La NASA utilise déjà les NTC pour fabriquer de l’aluminium transparent, et ce matériau résistant à la chaleur et à la pression, ne devrait pas tarder à faire son entrée dans les bâtiments.

En créant un réseau de NTC avec un gel spécial sans liquide, on obtient un aérogel incroyablement léger, un matériau extraordinairement résistant à la chaleur et au feu. Substance semblable à une mousse, composée à près de 90% d’air, l’aérogel promet une isolation haut de gamme, capable d’améliorer la performance thermique des structures par des bonds énormes. Un panneau d’aérogel de la taille d’un pouce est aussi puissant que la superposition de 30 vitres, et sa puissance n’est égalée que par les nanoparticules de dioxyde de titane (TiO2).

Alors, que signifie être architecte à l’ère de la nano-architecture, où toutes les notions existantes sont bouleversées ? Pour citer Johansen lors de sa conférence au Mummers Theater en Oklahoma, « la tâche des architectes aujourd’hui est de s’emparer des nouvelles technologies, de les appliquer judicieusement à un bâtiment, de se délecter de leur potentiel symbolique et de les doter d’une expression poétique ».

Dans une large mesure, les architectes sont libérés de l’obligation d’assurer le confort, la sécurité et la durabilité environnementale.
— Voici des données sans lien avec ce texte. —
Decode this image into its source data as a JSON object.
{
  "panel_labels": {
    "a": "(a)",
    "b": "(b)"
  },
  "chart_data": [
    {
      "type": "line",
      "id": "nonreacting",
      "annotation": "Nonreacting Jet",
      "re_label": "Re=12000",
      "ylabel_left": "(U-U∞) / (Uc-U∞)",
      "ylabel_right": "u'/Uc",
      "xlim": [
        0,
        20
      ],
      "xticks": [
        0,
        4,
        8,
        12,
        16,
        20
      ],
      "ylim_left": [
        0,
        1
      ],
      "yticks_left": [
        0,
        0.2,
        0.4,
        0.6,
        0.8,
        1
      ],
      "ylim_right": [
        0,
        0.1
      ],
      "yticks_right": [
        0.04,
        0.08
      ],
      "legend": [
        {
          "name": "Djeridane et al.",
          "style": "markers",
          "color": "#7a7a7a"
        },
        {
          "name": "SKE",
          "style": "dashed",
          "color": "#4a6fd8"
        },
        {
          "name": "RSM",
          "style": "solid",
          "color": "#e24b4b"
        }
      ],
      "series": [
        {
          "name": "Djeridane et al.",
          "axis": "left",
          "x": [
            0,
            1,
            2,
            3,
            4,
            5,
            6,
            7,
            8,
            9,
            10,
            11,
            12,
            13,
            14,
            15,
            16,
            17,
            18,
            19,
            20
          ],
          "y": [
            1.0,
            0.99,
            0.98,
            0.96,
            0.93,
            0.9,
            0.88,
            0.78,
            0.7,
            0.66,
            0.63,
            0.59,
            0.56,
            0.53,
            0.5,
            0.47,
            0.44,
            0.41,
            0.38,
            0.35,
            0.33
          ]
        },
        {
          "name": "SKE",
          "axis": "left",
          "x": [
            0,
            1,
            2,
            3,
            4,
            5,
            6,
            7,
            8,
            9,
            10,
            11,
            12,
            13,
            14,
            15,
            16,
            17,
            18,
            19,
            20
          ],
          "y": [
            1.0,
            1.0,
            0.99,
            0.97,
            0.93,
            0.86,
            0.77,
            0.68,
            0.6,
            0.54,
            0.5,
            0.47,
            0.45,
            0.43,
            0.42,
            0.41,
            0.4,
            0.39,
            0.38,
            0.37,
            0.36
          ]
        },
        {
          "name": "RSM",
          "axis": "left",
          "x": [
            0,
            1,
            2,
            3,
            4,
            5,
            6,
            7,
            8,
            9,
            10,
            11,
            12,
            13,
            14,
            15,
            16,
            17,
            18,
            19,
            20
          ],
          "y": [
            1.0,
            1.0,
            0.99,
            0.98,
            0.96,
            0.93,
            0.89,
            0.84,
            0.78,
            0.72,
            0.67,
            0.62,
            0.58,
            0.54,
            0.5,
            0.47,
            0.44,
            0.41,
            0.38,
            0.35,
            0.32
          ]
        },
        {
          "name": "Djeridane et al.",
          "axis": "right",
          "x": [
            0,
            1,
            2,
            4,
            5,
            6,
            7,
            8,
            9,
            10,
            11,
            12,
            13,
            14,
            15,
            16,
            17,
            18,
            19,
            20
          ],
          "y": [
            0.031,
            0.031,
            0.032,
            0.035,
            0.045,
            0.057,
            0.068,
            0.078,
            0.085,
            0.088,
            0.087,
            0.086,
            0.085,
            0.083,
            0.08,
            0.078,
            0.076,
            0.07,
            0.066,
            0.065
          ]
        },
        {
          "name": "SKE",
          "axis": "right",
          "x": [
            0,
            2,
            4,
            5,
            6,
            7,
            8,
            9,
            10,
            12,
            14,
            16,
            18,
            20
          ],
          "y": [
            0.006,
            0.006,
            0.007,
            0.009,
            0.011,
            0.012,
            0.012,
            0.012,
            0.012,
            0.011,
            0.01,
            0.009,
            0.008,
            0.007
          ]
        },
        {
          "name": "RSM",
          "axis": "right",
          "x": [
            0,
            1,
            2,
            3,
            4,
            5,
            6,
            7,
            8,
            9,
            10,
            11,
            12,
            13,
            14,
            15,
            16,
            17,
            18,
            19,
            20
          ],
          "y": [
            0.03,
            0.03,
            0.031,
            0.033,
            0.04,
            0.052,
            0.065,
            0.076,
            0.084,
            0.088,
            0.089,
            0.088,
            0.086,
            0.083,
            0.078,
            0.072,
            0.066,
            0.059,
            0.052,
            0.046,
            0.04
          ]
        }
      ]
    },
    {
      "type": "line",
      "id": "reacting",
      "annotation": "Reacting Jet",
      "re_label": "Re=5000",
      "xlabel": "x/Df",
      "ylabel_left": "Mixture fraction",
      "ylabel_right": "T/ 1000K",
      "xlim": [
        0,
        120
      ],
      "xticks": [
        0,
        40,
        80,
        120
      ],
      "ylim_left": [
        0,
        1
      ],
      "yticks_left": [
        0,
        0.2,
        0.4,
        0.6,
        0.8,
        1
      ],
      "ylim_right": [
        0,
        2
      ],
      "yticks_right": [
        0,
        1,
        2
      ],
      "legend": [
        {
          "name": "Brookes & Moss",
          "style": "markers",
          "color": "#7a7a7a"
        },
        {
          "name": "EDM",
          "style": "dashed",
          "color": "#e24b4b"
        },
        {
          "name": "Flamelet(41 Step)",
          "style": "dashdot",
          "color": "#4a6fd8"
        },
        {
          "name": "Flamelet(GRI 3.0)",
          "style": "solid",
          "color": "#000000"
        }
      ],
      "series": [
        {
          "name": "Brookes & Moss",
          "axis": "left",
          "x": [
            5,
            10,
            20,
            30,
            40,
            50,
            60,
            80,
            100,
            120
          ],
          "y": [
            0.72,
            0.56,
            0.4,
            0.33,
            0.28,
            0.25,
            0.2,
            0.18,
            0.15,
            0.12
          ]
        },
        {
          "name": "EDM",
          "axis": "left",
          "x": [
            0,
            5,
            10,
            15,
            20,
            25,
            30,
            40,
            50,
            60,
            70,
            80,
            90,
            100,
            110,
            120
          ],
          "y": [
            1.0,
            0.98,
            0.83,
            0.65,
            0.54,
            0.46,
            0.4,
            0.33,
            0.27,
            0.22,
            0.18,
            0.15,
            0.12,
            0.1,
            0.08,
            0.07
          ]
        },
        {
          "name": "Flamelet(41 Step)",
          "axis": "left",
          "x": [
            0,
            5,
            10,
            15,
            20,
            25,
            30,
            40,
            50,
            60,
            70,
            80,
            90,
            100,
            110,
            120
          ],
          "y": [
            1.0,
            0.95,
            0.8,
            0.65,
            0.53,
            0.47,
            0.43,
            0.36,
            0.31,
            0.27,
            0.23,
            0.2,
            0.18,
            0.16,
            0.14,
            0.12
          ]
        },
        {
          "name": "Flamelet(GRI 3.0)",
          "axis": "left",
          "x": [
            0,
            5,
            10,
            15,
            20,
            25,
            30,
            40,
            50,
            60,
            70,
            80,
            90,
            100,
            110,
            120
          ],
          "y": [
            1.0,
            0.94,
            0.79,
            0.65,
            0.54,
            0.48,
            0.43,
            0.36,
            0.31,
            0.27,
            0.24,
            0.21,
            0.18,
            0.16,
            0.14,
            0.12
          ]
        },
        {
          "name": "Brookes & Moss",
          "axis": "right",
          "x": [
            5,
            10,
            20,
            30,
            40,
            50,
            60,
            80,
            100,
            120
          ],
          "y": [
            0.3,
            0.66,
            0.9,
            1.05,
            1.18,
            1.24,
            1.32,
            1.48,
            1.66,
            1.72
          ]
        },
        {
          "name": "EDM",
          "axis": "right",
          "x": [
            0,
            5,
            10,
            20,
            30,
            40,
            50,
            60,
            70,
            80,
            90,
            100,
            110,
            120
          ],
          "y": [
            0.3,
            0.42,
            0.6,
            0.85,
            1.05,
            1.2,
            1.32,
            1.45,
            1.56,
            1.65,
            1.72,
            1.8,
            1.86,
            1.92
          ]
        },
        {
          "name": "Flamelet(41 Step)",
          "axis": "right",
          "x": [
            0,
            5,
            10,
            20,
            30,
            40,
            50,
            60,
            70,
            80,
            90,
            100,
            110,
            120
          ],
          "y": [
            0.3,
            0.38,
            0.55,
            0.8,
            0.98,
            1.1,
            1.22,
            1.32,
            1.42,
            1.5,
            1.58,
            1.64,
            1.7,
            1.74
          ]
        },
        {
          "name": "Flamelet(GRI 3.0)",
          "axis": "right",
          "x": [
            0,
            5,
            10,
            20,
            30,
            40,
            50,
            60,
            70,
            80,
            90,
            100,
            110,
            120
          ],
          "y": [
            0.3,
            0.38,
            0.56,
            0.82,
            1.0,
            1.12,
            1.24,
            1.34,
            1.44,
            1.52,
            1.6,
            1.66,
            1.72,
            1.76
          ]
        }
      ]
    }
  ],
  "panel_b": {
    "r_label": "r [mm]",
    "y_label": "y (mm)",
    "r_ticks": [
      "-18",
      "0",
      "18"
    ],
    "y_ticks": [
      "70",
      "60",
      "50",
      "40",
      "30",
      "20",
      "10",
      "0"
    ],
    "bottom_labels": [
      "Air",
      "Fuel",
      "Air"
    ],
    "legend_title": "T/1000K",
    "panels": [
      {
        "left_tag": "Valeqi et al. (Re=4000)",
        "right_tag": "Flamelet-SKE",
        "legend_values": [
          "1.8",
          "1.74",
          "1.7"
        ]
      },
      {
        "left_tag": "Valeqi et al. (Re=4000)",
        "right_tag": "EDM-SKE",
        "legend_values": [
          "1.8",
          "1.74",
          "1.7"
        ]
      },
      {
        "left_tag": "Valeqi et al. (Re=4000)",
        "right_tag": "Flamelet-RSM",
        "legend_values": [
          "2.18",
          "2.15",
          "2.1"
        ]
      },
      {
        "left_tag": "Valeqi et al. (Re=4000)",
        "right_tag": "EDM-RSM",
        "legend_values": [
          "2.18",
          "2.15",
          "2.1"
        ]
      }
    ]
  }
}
Les structures construites avec ces matériaux ultra puissants prennent automatiquement en charge ces aspects, laissant l’architecte libre de se concentrer sur l’esthétique. Les architectes sont donc les sculpteurs de nos espaces de vie et détiennent les plans de notre avenir indestructible. Et ce futur est petit, puissant et perturbateur.